Candidato al Premio Strega, il romanzo nasce dall'urgenza della scrittrice, che trovò accoglienza in Italia, di non dimenticare, o meglio di scrivere quanto più possibile prima che la sua memoria venga compromessa dalla malattia dell'anzianità. 

Il racconto si apre con l'immagine di una bambina scalza, che girovaga libera nella sua città con le trecce strette da lacci, attratta dagli emarginati, come una donna impazzita per amore che le afferra una delle trecce sfilandole un laccio. Quella bambina, la cui distanza è sottolineata dall'uso della terza persona, è la stessa narratrice che pian piano accorcia il distacco per svelarsi in prima persona. Una sorta di profezia, col senno di poi, sembra averle preannunciato il destino di una imminente emarginazione. 

All'interno del campo dove viene strappata via dalla madre, dal padre e dai fratelli, quelle trecce vengono rasate e ogni tratto fisico distintivo livellato, tentando di fare altrettanto con la personalità dell'individuo. Ancora adolescente, nel pieno della ricerca della propria identità, la protagonista si aggrappa alla sorella maggiore come un'áncora. 

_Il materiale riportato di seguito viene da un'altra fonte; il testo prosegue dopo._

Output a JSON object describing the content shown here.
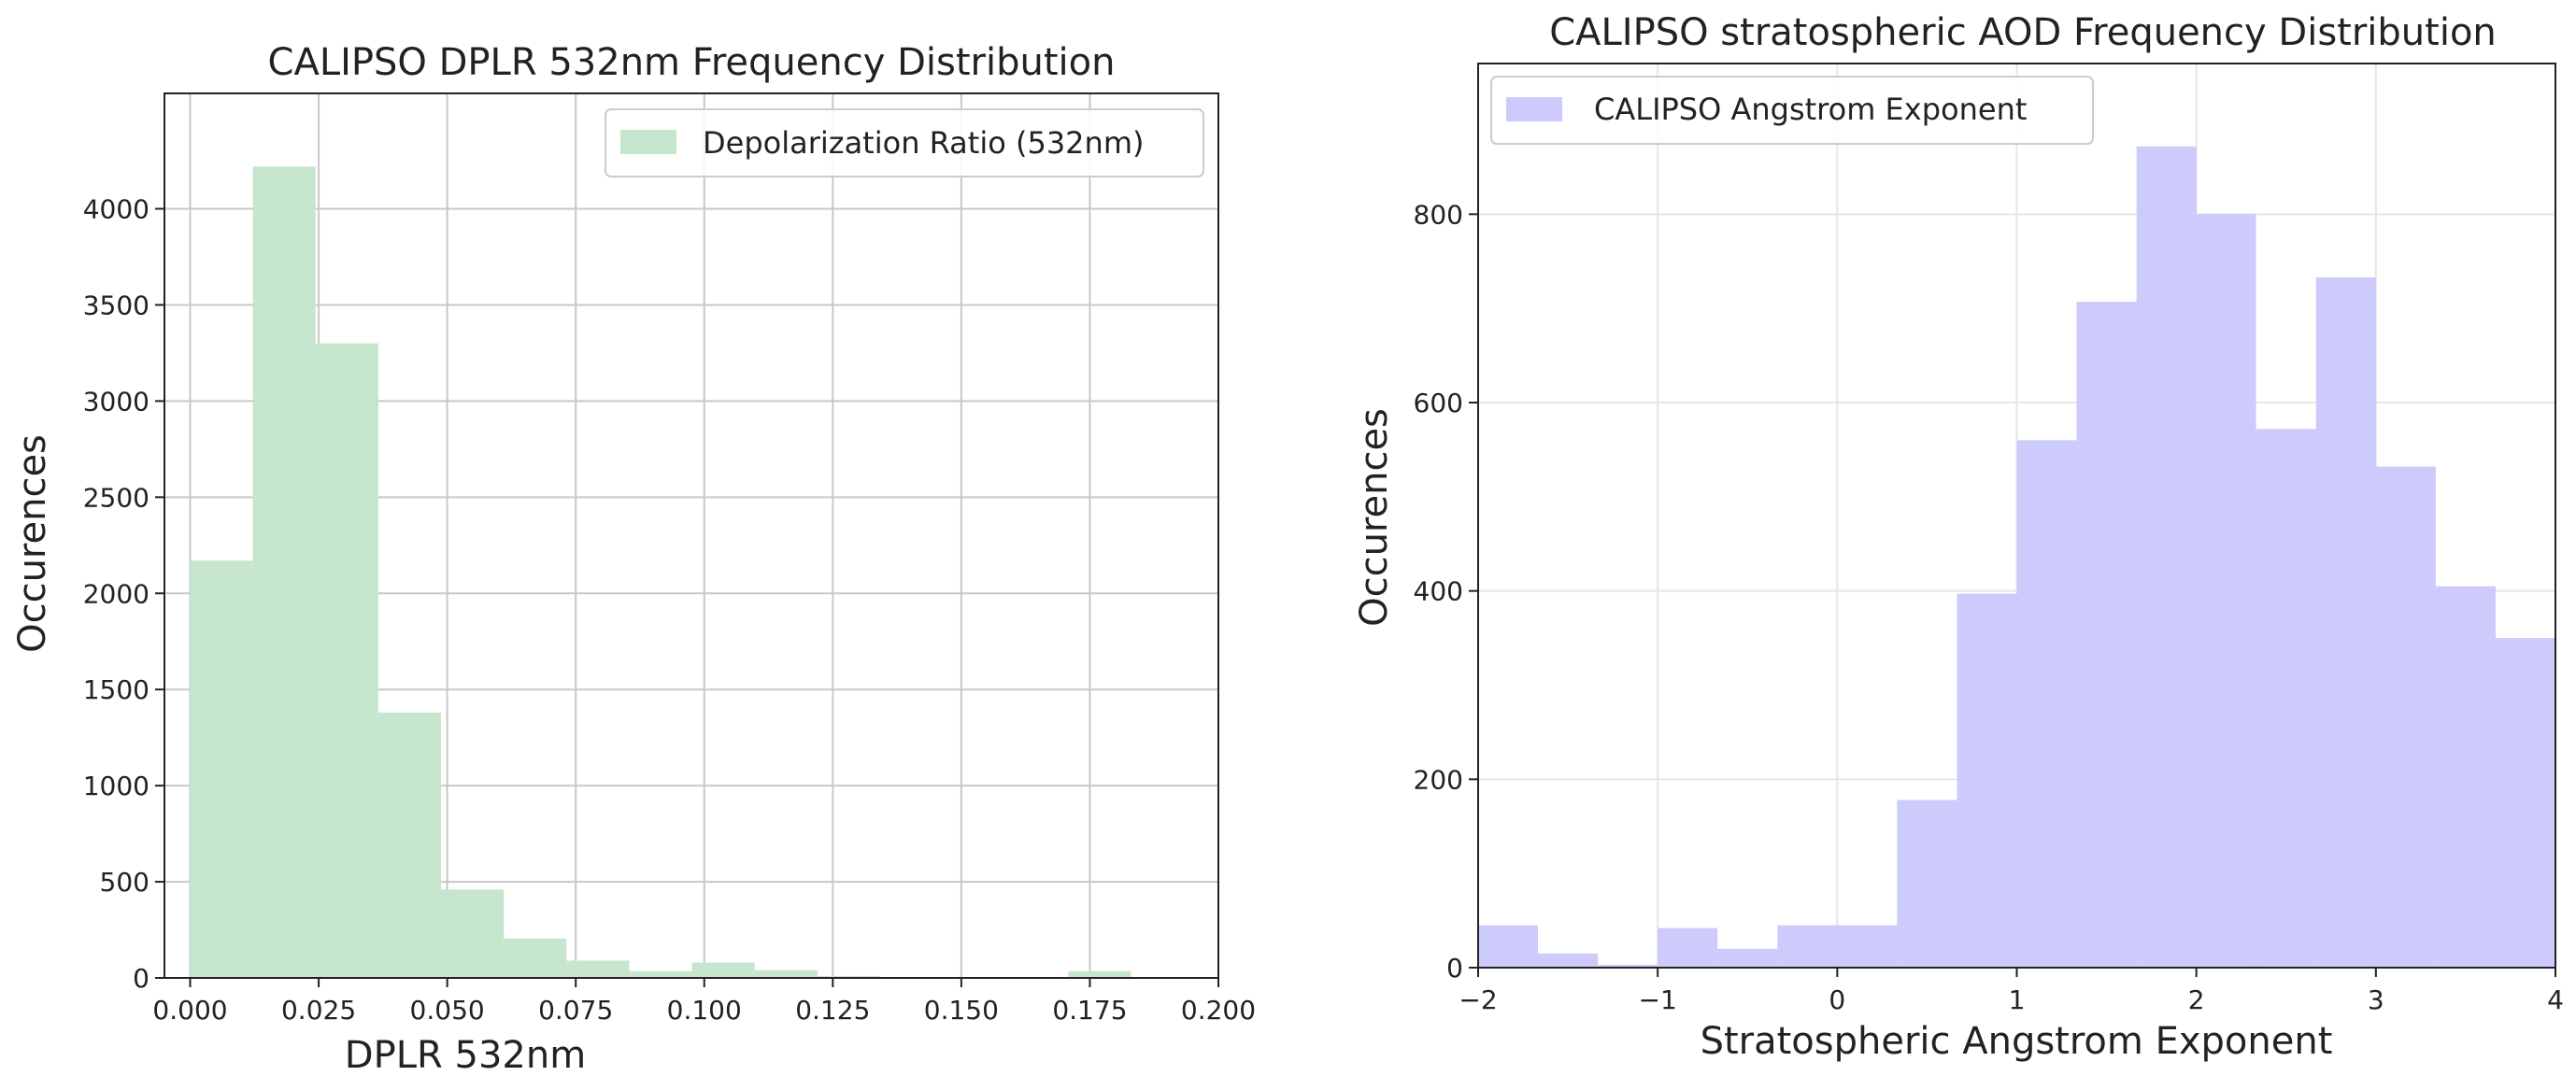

Sopravvissute alla tragedia, le sorelle cercano di ricucire lo strappo e reintegrarsi nella società, ma si rendono presto conto del vuoto che le separa dal resto, addirittura dagli stessi familiari. I legami si sono sgretolati insieme alla loro dimora: il pane è andato perduto per sempre. Persino la promessa della terra palestinese si rivela una delusione. La necessità di raccontare quanto accaduto, di dare voce agli ammassi di scheletri privati di anima e corpo, è ciò che guida la protagonista verso il suo futuro: sentendosi addosso l'incarico di testimoniare, Edith Bruck riesce a "tornare alla realtà" per perseguire il suo obiettivo, che è quello di scrivere.

La storia è narrata in modo secco, come ad aggiungere "solo" alcuni dettagli mancanti al triste capitolo della Storia del Novecento: inutile ricamarci su aggiungendo particolari dolorosi a una ferita ancora aperta. 

"Ci vorrebbero parole nuove, anche per raccontare Auschwitz, una lingua nuova, una lingua che ferisce meno della mia, natia."

Commovente la "Lettera a Dio" che chiude il libro: un Dio che non viene rifiutato o colpevolizzato, perché la rabbia è ormai metabolizzata. L'uomo ha bisogno di credere in Qualcosa o in Qualcuno: il Credo, qualsiasi esso sia, è speranza di sopravvivenza e possibilità di rinascita.

Inoltre, il libro di Edith Bruck aggiunge alla testimonianza del mentre e del dopo Auschwitz una riflessione sulla attuale situazione politica e sociale, sulla quale vale la pena soffermarsi. Afferma l'autrice:

Da figlia adottiva dell'Italia, che mi ha dato molto più del pane quotidiano, e non posso che essergliene grata, oggi sono molto turbata per il Paese e per l'Europa, dove soffia un vento inquinato di nuovi fascismi, razzismi, nazionalismi, antisemitismi, che io sento doppiamente; piante velenose che non sono mai state sradicate e buttano nuovi rami, foglie che il popolo imboccato mangia, ascoltando le voci grosse nel suo nome, affamato com'è di identità forte, urlata, e italianità pura, bianca; che tristezza, che periodo.

Nonostante la preziosa testimonianza che esso ci fornisce, "Il pane perduto" non mi ha colpito altrettanto sul piano stilistico. Lo stile essenziale e privo di sentimentalismi è più che adatto, ma in alcuni passaggi mi è sembrato poco accurato. È sufficiente una tematica così rilevante per decretare il valore di un libro a prescindere dal resto? 

Nel complesso, si tratta di una lettura che consiglio, perché leggere determinate testimonianze significa fornire il proprio contributo nel combattere il silenzio, lottare contro il "vento inquinato" e sradicare le crescenti "piante velenose" che Edith Bruck denuncia.